Subsequent studies found that RSV can cause cancer because it contains a sequence stolen from the genome of chicken cells. This sequence, originally responsible for regulating cell growth and proliferation, was stolen and turned into an oncogene. When RSV replicates in the host, it can integrate its own genetic information into the host’s genome. At this time, it is like a random connection. In many cases, this road is blocked, so it is harmless, but sometimes it just places the oncogene in a strong Under the switch, the cells grow out of control, which may eventually form cancerous tissue.
Studies have shown that retroviruses can cause a wide range of cancers in chickens, mice, cats, monkeys and other vertebrates. Humans are not immune. There have been reports that two viruses are associated with a certain human lymphoma and prostate cancer, but the chances of infection are very low.
Compared with these two retroviruses, one virus has a clearer relationship with cancer, that is, human papillomavirus (HPV), which can induce cervical cancer.
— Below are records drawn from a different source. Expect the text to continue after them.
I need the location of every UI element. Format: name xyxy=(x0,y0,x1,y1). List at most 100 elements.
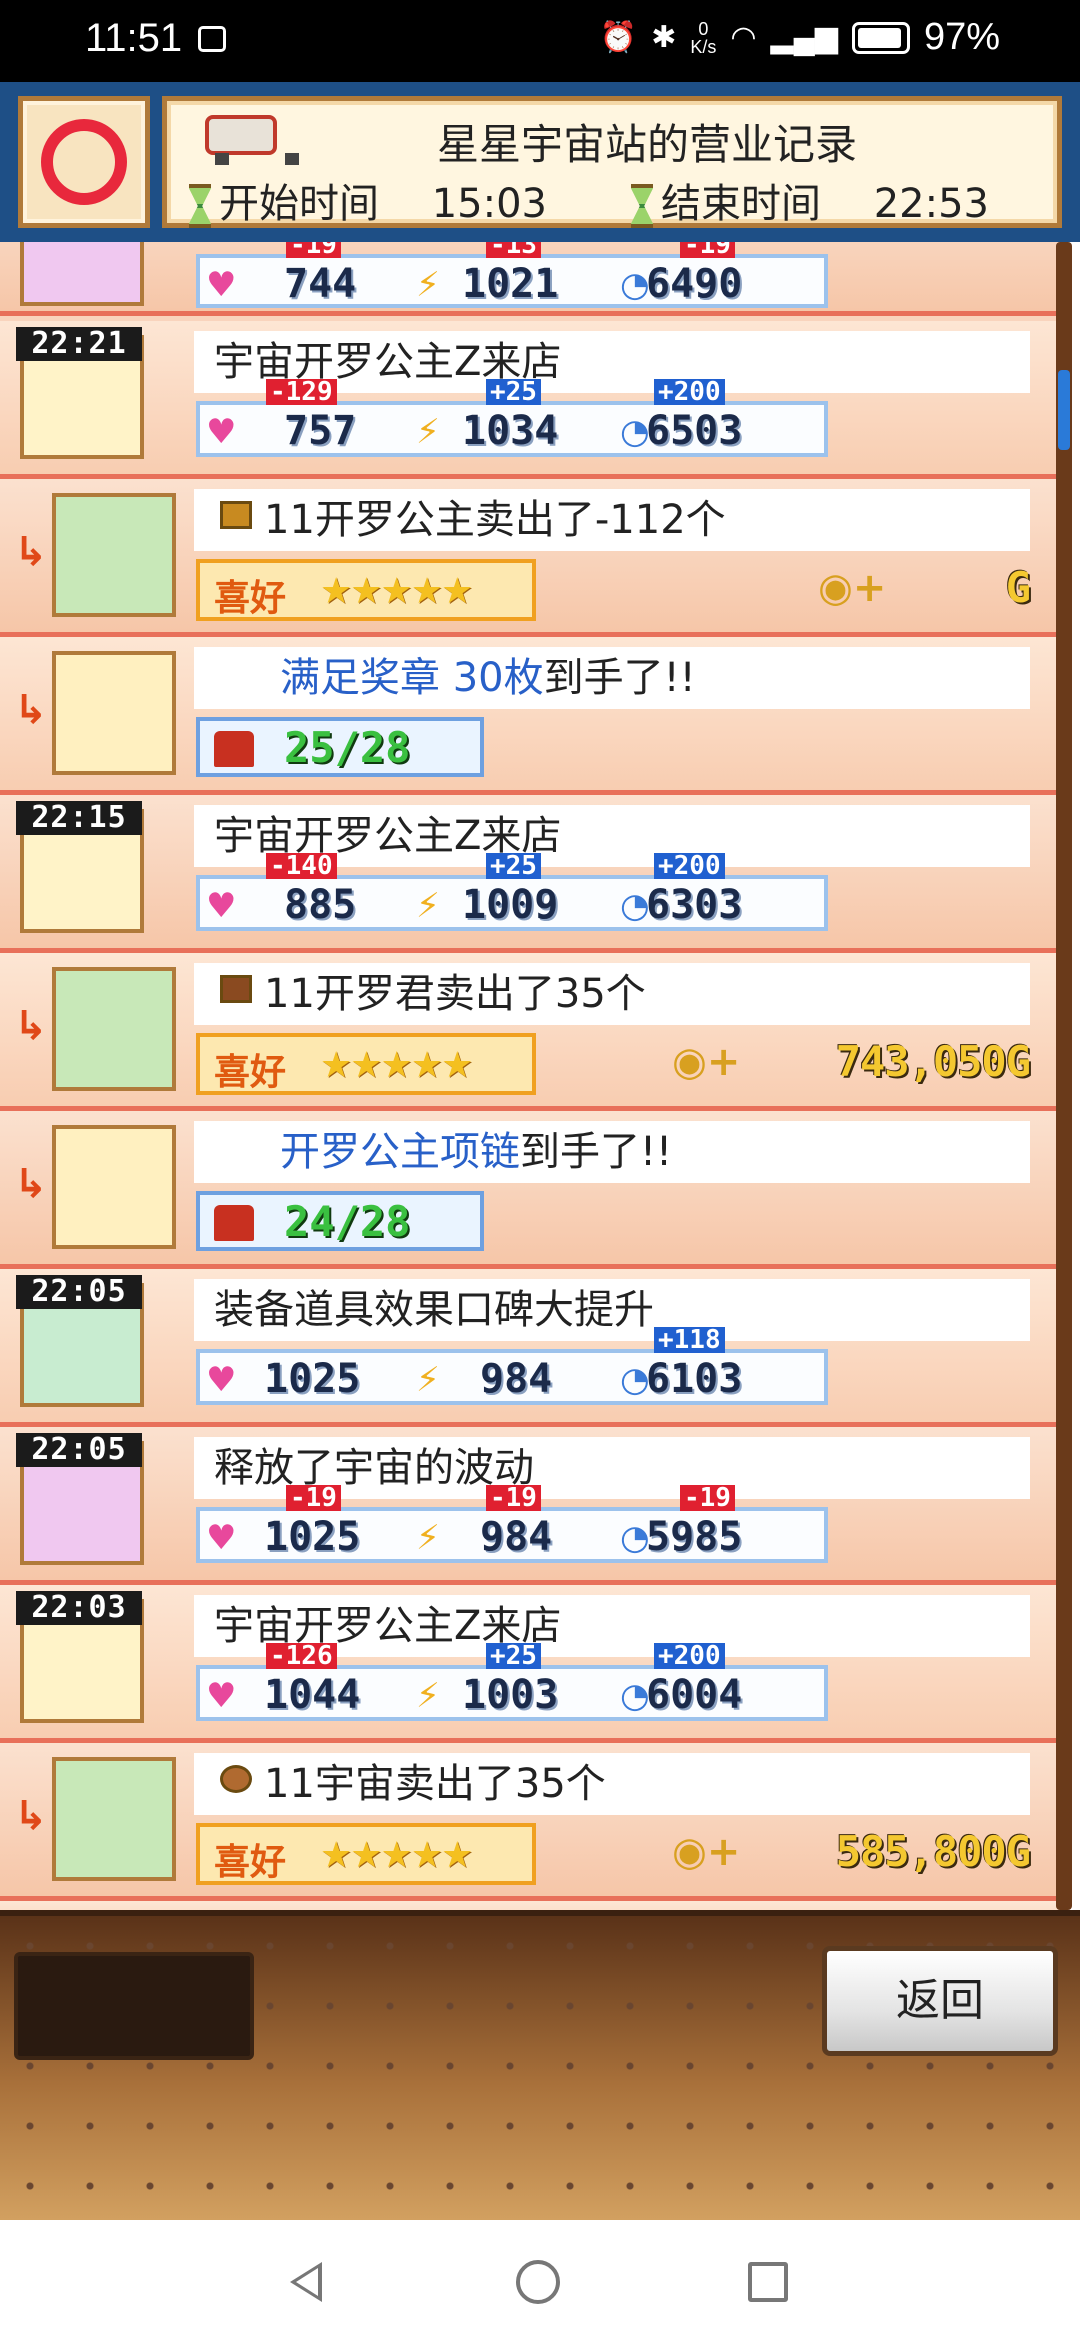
end-label: 结束时间 xyxy=(661,181,821,227)
arrow-icon: ↳ xyxy=(14,1793,48,1839)
bolt-value: 984 xyxy=(480,1356,553,1402)
log-entry: 22:05 释放了宇宙的波动 ♥ -19 1025 ⚡ -19 984 ◔ -1… xyxy=(0,1427,1060,1585)
nav-home-icon[interactable] xyxy=(516,2260,560,2304)
arrow-icon: ↳ xyxy=(14,529,48,575)
stats-bar: ♥ -126 1044 ⚡ +25 1003 ◔ +200 6004 xyxy=(196,1643,828,1721)
start-label: 开始时间 xyxy=(219,181,379,227)
stats-bar: ♥ -129 757 ⚡ +25 1034 ◔ +200 6503 xyxy=(196,379,828,457)
nav-back-icon[interactable] xyxy=(286,2260,330,2304)
end-time-group: 结束时间 22:53 xyxy=(631,171,989,229)
battery-icon xyxy=(851,21,910,54)
bolt-icon: ⚡ xyxy=(416,1518,440,1558)
time-badge: 22:21 xyxy=(16,327,142,361)
app-notification-icon xyxy=(198,26,226,52)
scrollbar[interactable] xyxy=(1056,242,1072,1910)
log-entry: ↳ 11开罗公主卖出了-112个 喜好 ★★★★★ ◉+ G xyxy=(0,479,1060,637)
log-entry: ↳ 满足奖章 30枚到手了!! 25/28 xyxy=(0,637,1060,795)
wifi-icon: ◠ xyxy=(730,21,757,54)
time-badge: 22:15 xyxy=(16,801,142,835)
chat-delta: +118 xyxy=(654,1327,725,1353)
product-icon xyxy=(220,1765,252,1793)
heart-value: 1044 xyxy=(264,1672,361,1718)
chat-delta: -19 xyxy=(680,1485,735,1511)
bolt-value: 1009 xyxy=(462,882,559,928)
treasure-chest-icon xyxy=(52,1125,176,1249)
start-time: 15:03 xyxy=(431,181,547,227)
shop-counter-icon xyxy=(52,493,176,617)
bolt-icon: ⚡ xyxy=(416,265,440,305)
stats-bar: ♥ -19 744 ⚡ -13 1021 ◔ -19 6490 xyxy=(196,242,828,308)
treasure-chest-icon xyxy=(52,651,176,775)
chat-delta: +200 xyxy=(654,1643,725,1669)
chat-value: 6503 xyxy=(646,408,743,454)
message-highlight: 开罗公主项链 xyxy=(280,1129,520,1175)
sale-amount: G xyxy=(1005,563,1031,612)
bolt-value: 1034 xyxy=(462,408,559,454)
chest-icon xyxy=(214,731,254,767)
preference-bar: 喜好 ★★★★★ xyxy=(196,1033,536,1095)
nav-recents-icon[interactable] xyxy=(748,2262,788,2302)
arrow-icon: ↳ xyxy=(14,1161,48,1207)
sale-amount: 743,050G xyxy=(835,1037,1031,1086)
bolt-value: 1021 xyxy=(462,261,559,307)
chat-delta: -19 xyxy=(680,242,735,258)
record-button[interactable] xyxy=(18,96,150,228)
hourglass-avatar-icon xyxy=(20,242,144,306)
heart-icon: ♥ xyxy=(206,1518,237,1558)
heart-delta: -140 xyxy=(266,853,337,879)
log-list[interactable]: ♥ -19 744 ⚡ -13 1021 ◔ -19 6490 22:21 宇宙… xyxy=(0,242,1060,1910)
preference-bar: 喜好 ★★★★★ xyxy=(196,559,536,621)
preference-stars: ★★★★★ xyxy=(320,1045,473,1086)
preference-label: 喜好 xyxy=(214,578,287,619)
log-entry: 22:03 宇宙开罗公主Z来店 ♥ -126 1044 ⚡ +25 1003 ◔… xyxy=(0,1585,1060,1743)
chest-icon xyxy=(214,1205,254,1241)
log-message: 11开罗公主卖出了-112个 xyxy=(194,489,1030,551)
bolt-icon: ⚡ xyxy=(416,1360,440,1400)
heart-delta: -19 xyxy=(286,1485,341,1511)
log-message: 装备道具效果口碑大提升 xyxy=(194,1279,1030,1341)
chat-value: 6303 xyxy=(646,882,743,928)
battery-percent: 97% xyxy=(923,16,1000,58)
heart-delta: -129 xyxy=(266,379,337,405)
heart-value: 757 xyxy=(284,408,357,454)
preference-label: 喜好 xyxy=(214,1842,287,1883)
circle-icon xyxy=(41,119,127,205)
chat-delta: +200 xyxy=(654,853,725,879)
stats-bar: ♥ 1025 ⚡ 984 ◔ +118 6103 xyxy=(196,1327,828,1405)
heart-icon: ♥ xyxy=(206,1676,237,1716)
bolt-icon: ⚡ xyxy=(416,1676,440,1716)
heart-value: 1025 xyxy=(264,1356,361,1402)
header: 星星宇宙站的营业记录 开始时间 15:03 结束时间 22:53 xyxy=(0,82,1080,242)
signal-4g-icon: ▂▄▆ xyxy=(770,21,838,54)
time-badge: 22:05 xyxy=(16,1275,142,1309)
log-entry: ↳ 11开罗君卖出了35个 喜好 ★★★★★ ◉+ 743,050G xyxy=(0,953,1060,1111)
preference-bar: 喜好 ★★★★★ xyxy=(196,1823,536,1885)
scrollbar-thumb[interactable] xyxy=(1058,370,1070,450)
medal-count-bar: 24/28 xyxy=(196,1191,484,1251)
back-button[interactable]: 返回 xyxy=(822,1946,1058,2056)
heart-icon: ♥ xyxy=(206,265,237,305)
heart-icon: ♥ xyxy=(206,1360,237,1400)
header-panel: 星星宇宙站的营业记录 开始时间 15:03 结束时间 22:53 xyxy=(162,96,1062,228)
time-badge: 22:05 xyxy=(16,1433,142,1467)
status-icons: ⏰ ✱ 0 K/s ◠ ▂▄▆ 97% xyxy=(600,16,1000,59)
alarm-icon: ⏰ xyxy=(599,21,638,54)
log-message: 11宇宙卖出了35个 xyxy=(194,1753,1030,1815)
log-message: 满足奖章 30枚到手了!! xyxy=(194,647,1030,709)
status-time: 11:51 xyxy=(85,16,183,60)
chat-value: 6490 xyxy=(646,261,743,307)
bolt-delta: -19 xyxy=(486,1485,541,1511)
message-rest: 到手了!! xyxy=(543,655,696,701)
preference-label: 喜好 xyxy=(214,1052,287,1093)
arrow-icon: ↳ xyxy=(14,687,48,733)
heart-icon: ♥ xyxy=(206,412,237,452)
log-entry: ♥ -19 744 ⚡ -13 1021 ◔ -19 6490 xyxy=(0,242,1060,316)
chat-delta: +200 xyxy=(654,379,725,405)
shop-counter-icon xyxy=(52,1757,176,1881)
heart-value: 1025 xyxy=(264,1514,361,1560)
system-nav-bar xyxy=(0,2220,1080,2340)
coin-plus-icon: ◉+ xyxy=(672,1829,741,1875)
product-icon xyxy=(220,501,252,529)
preference-stars: ★★★★★ xyxy=(320,1835,473,1876)
heart-icon: ♥ xyxy=(206,886,237,926)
According to WHO statistics, cervical cancer is the second most common cancer in women worldwide. While most HPV infections do not cause any symptoms, persistent HPV infection can lead to abnormal cervical cell production, which in a certain percentage has the potential to develop into cervical cancer. It is estimated that 99% of cervical cancers are associated with HPV infection. HPV is mainly spread by contact, and in addition to cervical cancer, it can also cause other types of cancer in both men and women, including anal, genital, head and neck cancers, and genital warts. Therefore, regardless of gender, HPV vaccination before having sex for the first time is effective in preventing these cancers—not the cancer itself, but the viral infection that causes the cancer.
However, some preclinical cancer vaccine studies have shown extremely encouraging results, and in a few years, some cancers themselves may be vaccine-preventable.
All in all, cancer is not transmitted to healthy people with large individual differences, and immunocompromised people are at certain risk. Certain infectious viruses may cause cancer, but the cancer itself is not infectious. If regenerative medicine is further developed and the source of organs is further expanded, “cancer due to organ transplantation” will become a thing of the past.